Looking for a conical headset cover/dust cap similar to the 30mm one that came with the bike but in 10-15mm options. Wondering what other riders are using to lower the height of the stem and where i can find one. Been looking online at Cane Creek and FSA and not sure which covers/caps are compatible with the Supersix. Also trying to avoid buying an entire headset just for the cover/cap.


----------



## metoou2 (Mar 18, 2009)

Cannondale Experts | Parts, tools, + accessories for Cannondale - CannondaleExperts.com

Dr. Cannondale


----------



## shoemakerpom2010 (Apr 25, 2011)

If you are looking just for the carbon spacer you will not find it anywhere online. I know since I was in the same boat looking for one last year. I then called my old standby best shop in florida Cannondale dealer direct and he sold me one over the phone for $35. Sound steep but the quality is perfect match to the carbon frame. Here is the link but call them direct and they will send it out the same day.

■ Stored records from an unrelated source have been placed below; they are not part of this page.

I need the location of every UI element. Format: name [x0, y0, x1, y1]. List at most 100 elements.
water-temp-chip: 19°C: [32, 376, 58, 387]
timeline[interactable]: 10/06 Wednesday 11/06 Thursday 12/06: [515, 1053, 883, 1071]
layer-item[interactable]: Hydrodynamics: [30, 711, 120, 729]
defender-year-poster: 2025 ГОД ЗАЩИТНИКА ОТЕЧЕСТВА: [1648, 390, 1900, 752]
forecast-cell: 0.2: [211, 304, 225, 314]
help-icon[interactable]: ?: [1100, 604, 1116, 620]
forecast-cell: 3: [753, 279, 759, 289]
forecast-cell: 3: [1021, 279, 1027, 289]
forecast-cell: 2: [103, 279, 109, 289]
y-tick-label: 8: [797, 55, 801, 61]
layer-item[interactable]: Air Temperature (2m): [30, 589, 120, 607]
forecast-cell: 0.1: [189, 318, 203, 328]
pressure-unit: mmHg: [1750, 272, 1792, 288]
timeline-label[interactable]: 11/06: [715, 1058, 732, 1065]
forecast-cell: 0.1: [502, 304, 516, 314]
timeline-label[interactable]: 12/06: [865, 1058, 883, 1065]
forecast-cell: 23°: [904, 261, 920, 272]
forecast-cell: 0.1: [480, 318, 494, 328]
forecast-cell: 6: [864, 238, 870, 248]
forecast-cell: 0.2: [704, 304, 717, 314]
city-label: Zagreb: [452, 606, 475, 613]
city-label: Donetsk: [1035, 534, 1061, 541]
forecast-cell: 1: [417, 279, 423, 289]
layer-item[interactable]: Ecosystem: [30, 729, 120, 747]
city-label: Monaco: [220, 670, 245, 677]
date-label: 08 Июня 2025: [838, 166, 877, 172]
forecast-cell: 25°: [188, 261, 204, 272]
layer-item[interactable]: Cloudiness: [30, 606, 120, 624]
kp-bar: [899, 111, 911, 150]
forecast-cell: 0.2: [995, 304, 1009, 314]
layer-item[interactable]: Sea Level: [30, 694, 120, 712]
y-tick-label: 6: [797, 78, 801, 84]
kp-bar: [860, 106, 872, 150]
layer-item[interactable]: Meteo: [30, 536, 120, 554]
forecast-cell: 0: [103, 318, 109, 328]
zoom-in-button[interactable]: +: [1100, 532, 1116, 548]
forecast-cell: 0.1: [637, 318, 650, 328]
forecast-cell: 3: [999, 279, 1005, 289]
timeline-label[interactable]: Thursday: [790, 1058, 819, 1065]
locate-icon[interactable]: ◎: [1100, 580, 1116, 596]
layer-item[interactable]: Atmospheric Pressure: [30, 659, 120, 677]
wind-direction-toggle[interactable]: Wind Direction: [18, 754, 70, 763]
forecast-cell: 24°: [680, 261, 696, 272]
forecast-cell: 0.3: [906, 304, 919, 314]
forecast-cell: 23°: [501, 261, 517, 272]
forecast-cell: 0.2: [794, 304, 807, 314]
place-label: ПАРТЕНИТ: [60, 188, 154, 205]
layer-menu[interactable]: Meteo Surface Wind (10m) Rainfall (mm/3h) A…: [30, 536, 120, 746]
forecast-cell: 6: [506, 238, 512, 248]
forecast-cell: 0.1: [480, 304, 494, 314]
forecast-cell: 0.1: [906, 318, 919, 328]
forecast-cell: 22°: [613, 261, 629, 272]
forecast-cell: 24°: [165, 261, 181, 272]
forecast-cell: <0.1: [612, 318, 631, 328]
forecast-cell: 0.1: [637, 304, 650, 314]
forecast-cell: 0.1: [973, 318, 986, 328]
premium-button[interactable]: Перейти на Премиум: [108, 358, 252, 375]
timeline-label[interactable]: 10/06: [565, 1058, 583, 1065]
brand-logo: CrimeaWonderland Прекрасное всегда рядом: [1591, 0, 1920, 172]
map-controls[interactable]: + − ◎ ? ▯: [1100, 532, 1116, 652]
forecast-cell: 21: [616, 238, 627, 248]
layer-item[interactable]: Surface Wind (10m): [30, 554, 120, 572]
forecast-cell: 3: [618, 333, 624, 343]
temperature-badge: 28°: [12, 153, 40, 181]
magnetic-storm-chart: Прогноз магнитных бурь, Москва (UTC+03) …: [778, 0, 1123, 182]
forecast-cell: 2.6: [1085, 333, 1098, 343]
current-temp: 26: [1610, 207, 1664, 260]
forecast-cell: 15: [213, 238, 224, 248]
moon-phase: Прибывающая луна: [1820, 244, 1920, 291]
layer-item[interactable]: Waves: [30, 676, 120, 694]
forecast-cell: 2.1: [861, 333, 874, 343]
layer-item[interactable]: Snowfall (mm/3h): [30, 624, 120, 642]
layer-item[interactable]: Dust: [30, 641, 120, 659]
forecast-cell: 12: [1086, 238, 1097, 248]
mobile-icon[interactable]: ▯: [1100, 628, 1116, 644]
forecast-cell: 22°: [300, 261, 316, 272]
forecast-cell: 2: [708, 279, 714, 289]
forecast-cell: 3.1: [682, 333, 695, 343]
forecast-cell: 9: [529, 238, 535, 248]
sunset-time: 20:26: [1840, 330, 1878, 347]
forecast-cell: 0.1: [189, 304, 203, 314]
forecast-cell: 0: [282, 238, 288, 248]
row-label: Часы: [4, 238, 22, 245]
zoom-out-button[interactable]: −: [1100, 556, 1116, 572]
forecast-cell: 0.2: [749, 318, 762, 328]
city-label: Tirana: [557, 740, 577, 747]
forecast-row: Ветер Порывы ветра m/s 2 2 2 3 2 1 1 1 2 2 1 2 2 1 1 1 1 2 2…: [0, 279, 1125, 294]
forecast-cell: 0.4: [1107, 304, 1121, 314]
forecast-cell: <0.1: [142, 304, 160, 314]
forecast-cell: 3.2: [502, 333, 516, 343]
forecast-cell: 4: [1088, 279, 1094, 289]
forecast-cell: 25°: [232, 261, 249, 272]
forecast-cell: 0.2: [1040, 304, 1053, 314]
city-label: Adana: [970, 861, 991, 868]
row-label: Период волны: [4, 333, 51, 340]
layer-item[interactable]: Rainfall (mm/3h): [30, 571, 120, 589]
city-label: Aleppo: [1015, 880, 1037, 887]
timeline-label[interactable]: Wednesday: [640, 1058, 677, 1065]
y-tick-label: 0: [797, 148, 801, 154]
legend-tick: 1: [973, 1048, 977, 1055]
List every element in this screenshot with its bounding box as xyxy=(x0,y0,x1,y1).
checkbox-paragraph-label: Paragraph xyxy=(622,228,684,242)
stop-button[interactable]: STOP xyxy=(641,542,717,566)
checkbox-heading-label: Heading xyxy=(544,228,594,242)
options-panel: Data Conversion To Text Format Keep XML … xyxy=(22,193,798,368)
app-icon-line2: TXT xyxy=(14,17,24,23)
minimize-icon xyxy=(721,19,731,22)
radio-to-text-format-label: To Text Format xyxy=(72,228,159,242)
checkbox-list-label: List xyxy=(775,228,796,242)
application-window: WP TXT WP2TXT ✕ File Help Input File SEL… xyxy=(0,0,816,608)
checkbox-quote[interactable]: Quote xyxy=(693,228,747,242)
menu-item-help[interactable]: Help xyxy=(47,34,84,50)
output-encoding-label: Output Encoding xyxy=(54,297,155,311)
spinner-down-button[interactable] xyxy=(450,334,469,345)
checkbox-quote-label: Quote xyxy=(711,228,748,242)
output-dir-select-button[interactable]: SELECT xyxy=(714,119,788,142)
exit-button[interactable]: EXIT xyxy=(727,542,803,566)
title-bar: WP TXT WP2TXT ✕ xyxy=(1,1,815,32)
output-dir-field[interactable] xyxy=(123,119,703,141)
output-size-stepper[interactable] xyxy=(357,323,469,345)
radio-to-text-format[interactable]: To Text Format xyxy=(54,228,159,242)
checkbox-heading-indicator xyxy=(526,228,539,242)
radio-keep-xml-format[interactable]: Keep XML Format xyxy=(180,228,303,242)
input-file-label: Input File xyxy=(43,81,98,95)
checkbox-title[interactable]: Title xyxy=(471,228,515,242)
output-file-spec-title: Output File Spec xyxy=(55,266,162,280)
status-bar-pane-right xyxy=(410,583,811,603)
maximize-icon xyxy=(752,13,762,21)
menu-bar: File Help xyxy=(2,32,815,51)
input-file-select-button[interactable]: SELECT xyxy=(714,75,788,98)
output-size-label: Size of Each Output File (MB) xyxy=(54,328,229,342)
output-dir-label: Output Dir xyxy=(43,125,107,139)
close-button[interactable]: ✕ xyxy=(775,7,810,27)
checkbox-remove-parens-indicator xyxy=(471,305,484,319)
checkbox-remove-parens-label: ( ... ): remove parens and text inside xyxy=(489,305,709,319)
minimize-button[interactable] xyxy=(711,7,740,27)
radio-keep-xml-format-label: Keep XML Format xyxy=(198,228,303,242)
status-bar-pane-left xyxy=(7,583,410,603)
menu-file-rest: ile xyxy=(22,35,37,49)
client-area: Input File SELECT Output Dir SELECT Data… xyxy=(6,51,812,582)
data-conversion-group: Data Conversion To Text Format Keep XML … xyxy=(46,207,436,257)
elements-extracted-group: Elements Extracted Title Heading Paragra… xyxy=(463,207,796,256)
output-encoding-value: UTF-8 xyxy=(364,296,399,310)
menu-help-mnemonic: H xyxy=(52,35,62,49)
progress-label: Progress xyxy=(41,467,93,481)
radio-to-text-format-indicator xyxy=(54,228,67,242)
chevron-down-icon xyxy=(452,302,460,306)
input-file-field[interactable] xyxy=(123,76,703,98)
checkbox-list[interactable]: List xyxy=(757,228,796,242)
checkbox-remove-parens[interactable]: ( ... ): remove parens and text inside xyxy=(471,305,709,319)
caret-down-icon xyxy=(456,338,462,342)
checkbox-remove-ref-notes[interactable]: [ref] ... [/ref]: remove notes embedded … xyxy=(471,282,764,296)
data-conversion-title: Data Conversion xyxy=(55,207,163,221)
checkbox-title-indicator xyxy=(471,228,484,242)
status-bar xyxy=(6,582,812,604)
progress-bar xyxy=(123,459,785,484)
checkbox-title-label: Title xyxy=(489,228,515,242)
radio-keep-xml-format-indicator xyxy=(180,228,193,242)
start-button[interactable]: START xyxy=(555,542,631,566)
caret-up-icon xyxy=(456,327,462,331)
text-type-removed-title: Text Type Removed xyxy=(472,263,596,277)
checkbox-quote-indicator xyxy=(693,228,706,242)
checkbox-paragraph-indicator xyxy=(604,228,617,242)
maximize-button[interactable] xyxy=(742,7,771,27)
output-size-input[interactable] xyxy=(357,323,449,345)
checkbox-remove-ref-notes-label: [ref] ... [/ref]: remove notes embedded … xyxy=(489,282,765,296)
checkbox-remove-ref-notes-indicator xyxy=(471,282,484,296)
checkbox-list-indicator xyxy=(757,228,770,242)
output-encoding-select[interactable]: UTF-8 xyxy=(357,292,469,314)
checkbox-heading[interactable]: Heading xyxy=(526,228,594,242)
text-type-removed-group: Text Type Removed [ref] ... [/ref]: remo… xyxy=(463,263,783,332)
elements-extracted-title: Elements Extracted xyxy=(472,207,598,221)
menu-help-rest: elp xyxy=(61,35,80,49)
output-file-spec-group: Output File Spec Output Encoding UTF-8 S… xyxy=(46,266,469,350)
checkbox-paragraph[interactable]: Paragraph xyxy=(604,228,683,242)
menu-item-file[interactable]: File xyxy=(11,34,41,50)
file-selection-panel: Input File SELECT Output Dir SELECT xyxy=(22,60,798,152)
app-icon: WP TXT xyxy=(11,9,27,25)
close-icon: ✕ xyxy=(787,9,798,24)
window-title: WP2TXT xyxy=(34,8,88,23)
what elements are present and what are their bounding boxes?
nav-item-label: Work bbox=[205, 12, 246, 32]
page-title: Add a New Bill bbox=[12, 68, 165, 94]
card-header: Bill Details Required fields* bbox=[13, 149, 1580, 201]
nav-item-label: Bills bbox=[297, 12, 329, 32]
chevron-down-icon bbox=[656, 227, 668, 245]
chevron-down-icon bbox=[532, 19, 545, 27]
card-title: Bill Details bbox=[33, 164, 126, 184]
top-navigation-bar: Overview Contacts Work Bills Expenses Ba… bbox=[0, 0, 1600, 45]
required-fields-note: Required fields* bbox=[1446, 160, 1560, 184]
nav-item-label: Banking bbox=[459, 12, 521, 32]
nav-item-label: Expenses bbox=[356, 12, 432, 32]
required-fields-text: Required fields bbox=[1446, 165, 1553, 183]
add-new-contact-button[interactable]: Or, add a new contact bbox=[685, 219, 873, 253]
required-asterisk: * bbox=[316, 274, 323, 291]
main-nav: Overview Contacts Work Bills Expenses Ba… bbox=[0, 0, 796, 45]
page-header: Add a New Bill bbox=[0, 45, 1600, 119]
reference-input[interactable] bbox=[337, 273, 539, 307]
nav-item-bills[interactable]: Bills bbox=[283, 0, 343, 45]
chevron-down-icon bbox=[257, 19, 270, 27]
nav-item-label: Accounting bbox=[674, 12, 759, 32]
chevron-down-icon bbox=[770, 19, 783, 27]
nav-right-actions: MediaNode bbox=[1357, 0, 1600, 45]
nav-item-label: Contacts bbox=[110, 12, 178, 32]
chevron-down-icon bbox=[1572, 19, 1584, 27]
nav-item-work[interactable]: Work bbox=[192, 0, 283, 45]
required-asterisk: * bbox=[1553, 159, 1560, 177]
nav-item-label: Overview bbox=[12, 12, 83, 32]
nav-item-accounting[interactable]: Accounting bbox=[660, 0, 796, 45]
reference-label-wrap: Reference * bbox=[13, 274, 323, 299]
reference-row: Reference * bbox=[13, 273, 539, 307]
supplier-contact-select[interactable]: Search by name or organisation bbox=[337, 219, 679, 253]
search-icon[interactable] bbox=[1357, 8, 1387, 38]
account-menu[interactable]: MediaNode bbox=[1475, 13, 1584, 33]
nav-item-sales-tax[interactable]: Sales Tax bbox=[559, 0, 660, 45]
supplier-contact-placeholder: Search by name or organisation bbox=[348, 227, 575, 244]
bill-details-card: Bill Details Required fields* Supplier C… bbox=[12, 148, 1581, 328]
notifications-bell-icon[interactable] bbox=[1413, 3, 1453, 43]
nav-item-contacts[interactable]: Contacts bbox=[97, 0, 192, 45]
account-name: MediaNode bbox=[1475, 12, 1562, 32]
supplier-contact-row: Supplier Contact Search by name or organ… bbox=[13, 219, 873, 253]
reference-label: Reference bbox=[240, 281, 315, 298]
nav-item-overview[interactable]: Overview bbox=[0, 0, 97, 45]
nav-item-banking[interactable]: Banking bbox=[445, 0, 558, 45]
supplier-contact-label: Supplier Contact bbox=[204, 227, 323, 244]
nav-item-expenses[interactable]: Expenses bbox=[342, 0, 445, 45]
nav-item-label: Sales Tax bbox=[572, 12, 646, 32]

Out-Spoke'N Bike Shops Orlando Florida Superstore selling Pinarello, Cannondale, Giant, Orbea, Guru, Eddy Merckx, Teschner and tons of BMX "Everything for your Bike and Body"


Shoemakerpom2010:thumbsup:


----------



## hypercycler (Aug 6, 2010)

I have an extra one, PM me if interested.


----------



## masornia925 (Jan 14, 2011)

Thanks guys, no longer looking for the 30mm cover/cap but a 10-15mm conical one


----------